The NF-κB regulates NLRP3 gene transcription in the nucleus and release it into the cytoplasm [146]. Then, the NLRP3 inflammasome assembles and forms a complex with an adaptor protein and procaspase-1. Afterwards procaspase-1 cleaved to active caspase-1 [146]. The active caspase-1 processes pro-IL-1β and pro-IL-18 expressed in the nucleus into the mature inflammatory cytokines IL-1β and IL-18 and also guide the mature processing of the gasdermin D protein, which can causes cell lysis and pyroptosis [147]. It has been reported that UA promotes the activation of NLRP3 inflammasomes via AMP-activated protein kinase (AMPK)-mammalian target of rapamycin (mTOR)-mitochondrial ROS pathway [148] and suppresses the activity of AMPK, that involves the activation of the mTOR [149].

The alterations of these pathways result in the generation of mitochondrial ROS and activation of hypoxia-inducible factor 1-alpha (HIF-1α) that promotes the secretion of IL-1β, increase inflammation and damages the cardiovascular system [148, 149]. A schematic view is reported in Figure 3.

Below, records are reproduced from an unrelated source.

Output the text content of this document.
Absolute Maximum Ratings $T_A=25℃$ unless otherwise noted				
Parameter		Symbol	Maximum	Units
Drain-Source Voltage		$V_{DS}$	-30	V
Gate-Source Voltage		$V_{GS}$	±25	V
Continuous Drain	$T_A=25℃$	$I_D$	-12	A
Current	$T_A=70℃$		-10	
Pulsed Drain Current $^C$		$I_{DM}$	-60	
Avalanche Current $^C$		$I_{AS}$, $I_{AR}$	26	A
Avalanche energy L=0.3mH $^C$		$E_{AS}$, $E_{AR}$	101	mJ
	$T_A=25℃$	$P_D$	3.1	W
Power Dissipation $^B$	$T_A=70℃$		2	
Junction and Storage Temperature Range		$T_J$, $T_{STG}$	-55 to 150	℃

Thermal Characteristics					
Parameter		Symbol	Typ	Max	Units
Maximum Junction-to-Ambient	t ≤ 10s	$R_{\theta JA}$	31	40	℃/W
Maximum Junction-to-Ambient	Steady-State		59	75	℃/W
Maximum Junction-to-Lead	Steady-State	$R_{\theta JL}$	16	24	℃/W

Recently, different reports indicate that UA/high density lipoprotein (HDL) ratio (UHR) is promising index of inflammation associated with CVD, such as HTN [150] and non CVD. Hyperuricemia is significantly associated with the development of MS and T2DM [11–13] and UHR seems to be correlated with the risk of MS and T2DM development [151, 152], new onset diabetes [153] and even prediabetes [154]. Moreover, UHR seems to be inversely correlated with glomerular filtration rate (GFR) [155] but positively associated with waist circumference, body weight, body mass index, serum creatinine, fasting plasma glucose (FPG), and glycated hemoglobin (HbA1c) levels [152]. Consequently, UHR could be used with other indices such as HbA1c and fasting glucose as a predictor of diabetic control in the diabetic population [12, 153]. UHR has been also correlated with uncontrolled systemic HTN [150]. Additionally, UHR is significantly increased in subjects with NAFLD and it could potentially serve as novel marker for hepatic steatosis [143]. Finally, high levels of UHR have been also found in patient with HT [142].